On 17 February 2020 the Australian Financial Review ran an article titled ‘Fresh scrutiny of trust payouts to beneficiaries’.
For clients who may have seen the article, we wanted to further explain the issues, so that clients with family trusts are not unnecessarily alarmed.
The essence of the article, is that if family trusts are used to distribute income (or capital gains) to children who are over 18 (or other low income beneficiaries), then the ATO may look to apply an anti-avoidance provision (known as Section 100A).
This can occur in situations where the beneficiary reimburses the trust or other beneficiaries (for example if a child reimburses a parent) in a way which suggests that they were never the intended beneficiary.
We have set out below an example as a discussion point.
The ‘Magic Family Trust’ derives income of $200,000 in a given tax year.
Mr and Mrs Johnstone as the directors of the Trustee company – decide to distribute $130,000 to Mrs Johnstone and $70,000 to Earvin Johnstone Junior who is now 20 years of age.
On the $70,000 distributed to him Earvin pays significantly less tax than Mrs Johnstone would have paid, because Earvin is still studying and does not earn an income.
On the trust distribution Earvin pays $15,697 of tax whereas Mrs Johnstone would have paid approximately $27,500 on that additional $70,000, had the distribution been made to her.
Discussions between Mrs Johnstone and Earvin lead to a transfer of funds from Earvin’s bank account to Mrs Johnstone on the basis that it is ‘family income’ and Mrs Johnstone will spend or invest those funds as she decides.
If this scenario was reviewed by the ATO, they may seek to apply Section 100A to the affairs of the Johnstone’s. Although there is effectively an exception for ‘ordinary family dealings’ it is not clear whether a court would agree that the arrangement above would be considered as such.
In our example it would be necessary to determine what Mrs Johnstone did with the money and if the funds were effectively used for Earvin’s benefit.

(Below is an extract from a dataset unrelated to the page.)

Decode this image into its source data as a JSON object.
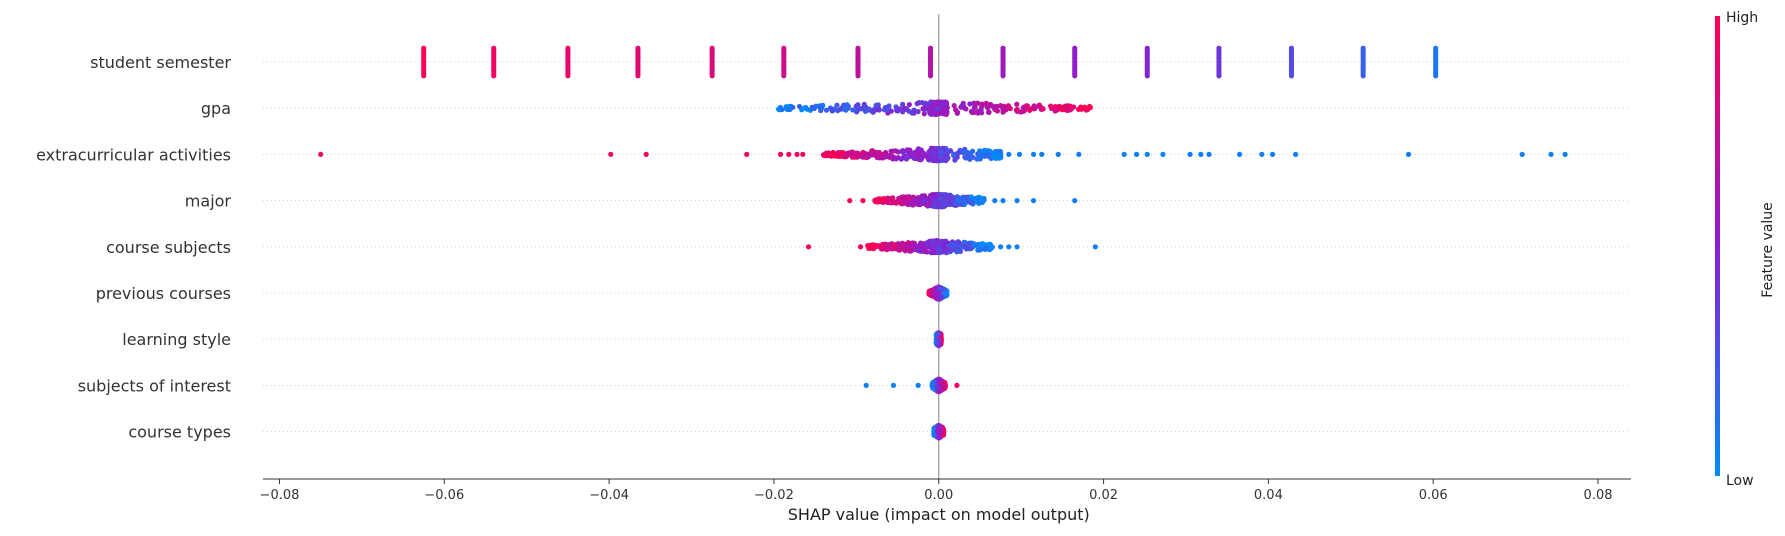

For example the AFR article says that “in some cases, senior external lawyers and barristers have been engaged by the ATO to review spending on household costs, family holidays, cars and a range of other living expenses.’
However if the funds were clearly used for something which did not benefit Earvin then in our view Section 100A would be likely to apply.

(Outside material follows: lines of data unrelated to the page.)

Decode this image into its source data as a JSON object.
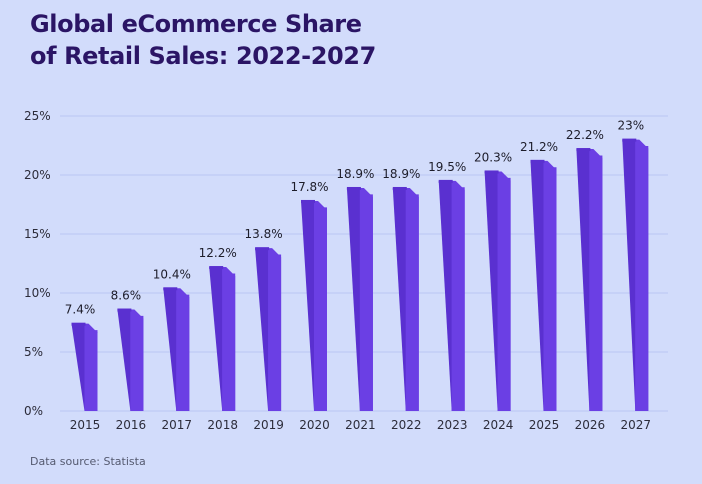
{
  "title_line1": "Global eCommerce Share",
  "title_line2": "of Retail Sales: 2022-2027",
  "source": "Data source: Statista",
  "colors": {
    "background": "#d2dcfb",
    "title": "#2b1565",
    "bar_front": "#6b3fe4",
    "bar_top": "#5a30d0",
    "gridline": "#b9c6f3"
  },
  "chart_data": {
    "type": "bar",
    "title": "Global eCommerce Share of Retail Sales: 2022-2027",
    "categories": [
      "2015",
      "2016",
      "2017",
      "2018",
      "2019",
      "2020",
      "2021",
      "2022",
      "2023",
      "2024",
      "2025",
      "2026",
      "2027"
    ],
    "values": [
      7.4,
      8.6,
      10.4,
      12.2,
      13.8,
      17.8,
      18.9,
      18.9,
      19.5,
      20.3,
      21.2,
      22.2,
      23
    ],
    "data_labels": [
      "7.4%",
      "8.6%",
      "10.4%",
      "12.2%",
      "13.8%",
      "17.8%",
      "18.9%",
      "18.9%",
      "19.5%",
      "20.3%",
      "21.2%",
      "22.2%",
      "23%"
    ],
    "yticks": [
      0,
      5,
      10,
      15,
      20,
      25
    ],
    "ytick_labels": [
      "0%",
      "5%",
      "10%",
      "15%",
      "20%",
      "25%"
    ],
    "ylim": [
      0,
      25
    ],
    "xlabel": "",
    "ylabel": "",
    "grid": true,
    "legend": false
  }
}
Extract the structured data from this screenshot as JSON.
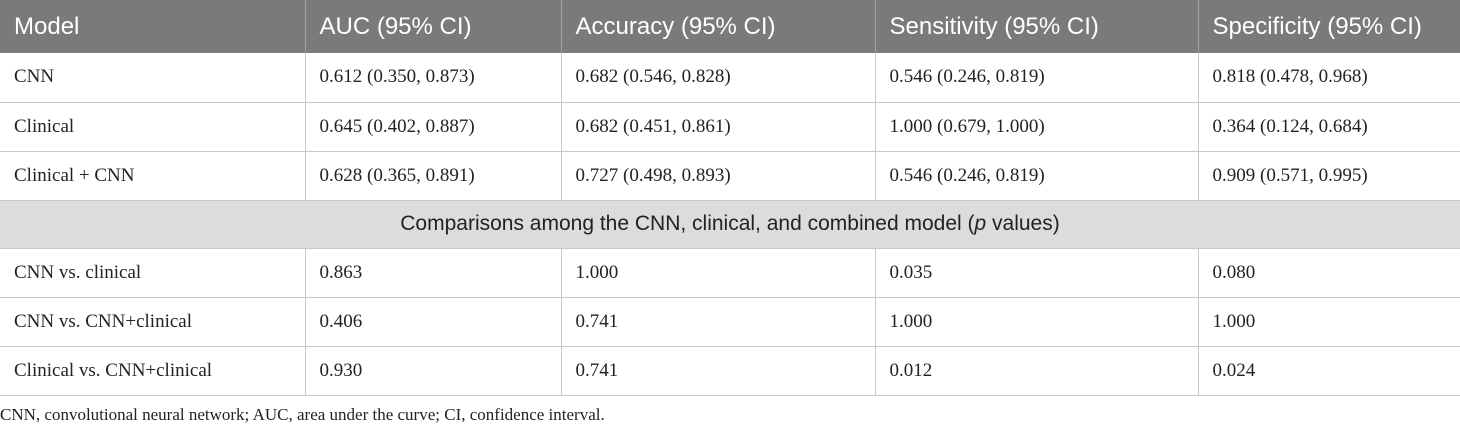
{
  "table": {
    "headers": [
      "Model",
      "AUC (95% CI)",
      "Accuracy (95% CI)",
      "Sensitivity (95% CI)",
      "Specificity (95% CI)"
    ],
    "performance_rows": [
      [
        "CNN",
        "0.612 (0.350, 0.873)",
        "0.682 (0.546, 0.828)",
        "0.546 (0.246, 0.819)",
        "0.818 (0.478, 0.968)"
      ],
      [
        "Clinical",
        "0.645 (0.402, 0.887)",
        "0.682 (0.451, 0.861)",
        "1.000 (0.679, 1.000)",
        "0.364 (0.124, 0.684)"
      ],
      [
        "Clinical + CNN",
        "0.628 (0.365, 0.891)",
        "0.727 (0.498, 0.893)",
        "0.546 (0.246, 0.819)",
        "0.909 (0.571, 0.995)"
      ]
    ],
    "section": {
      "before": "Comparisons among the CNN, clinical, and combined model (",
      "italic": "p",
      "after": " values)"
    },
    "comparison_rows": [
      [
        "CNN vs. clinical",
        "0.863",
        "1.000",
        "0.035",
        "0.080"
      ],
      [
        "CNN vs. CNN+clinical",
        "0.406",
        "0.741",
        "1.000",
        "1.000"
      ],
      [
        "Clinical vs. CNN+clinical",
        "0.930",
        "0.741",
        "0.012",
        "0.024"
      ]
    ]
  },
  "footnote": "CNN, convolutional neural network; AUC, area under the curve; CI, confidence interval.",
  "colors": {
    "header_bg": "#7a7a7a",
    "header_text": "#ffffff",
    "section_bg": "#dcdcdc",
    "grid_line": "#c8c8c8"
  }
}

Section 100A would have the effect of treating Earvin as never being entitled to the income. It means that the Magic Family Trust could potentially be assessed to pay tax at 47% on the $70,000 distributed to Earvin, excluding penalties (which would be applied).
That would increase the tax to $32,900 excluding penalties, compared to the $15,697 that Earvin would have originally paid.
The Australian Financial Review article also reports that the ATO is developing a public ruling which will discuss interpretational issues associated with Section 100A.
It is hoped that the public ruling will outline the ATO’s views on the ‘ordinary family dealing’ exception, so that taxpayers can have certainty about what type of arrangements will be acceptable to the ATO when it comes to distributing trust income.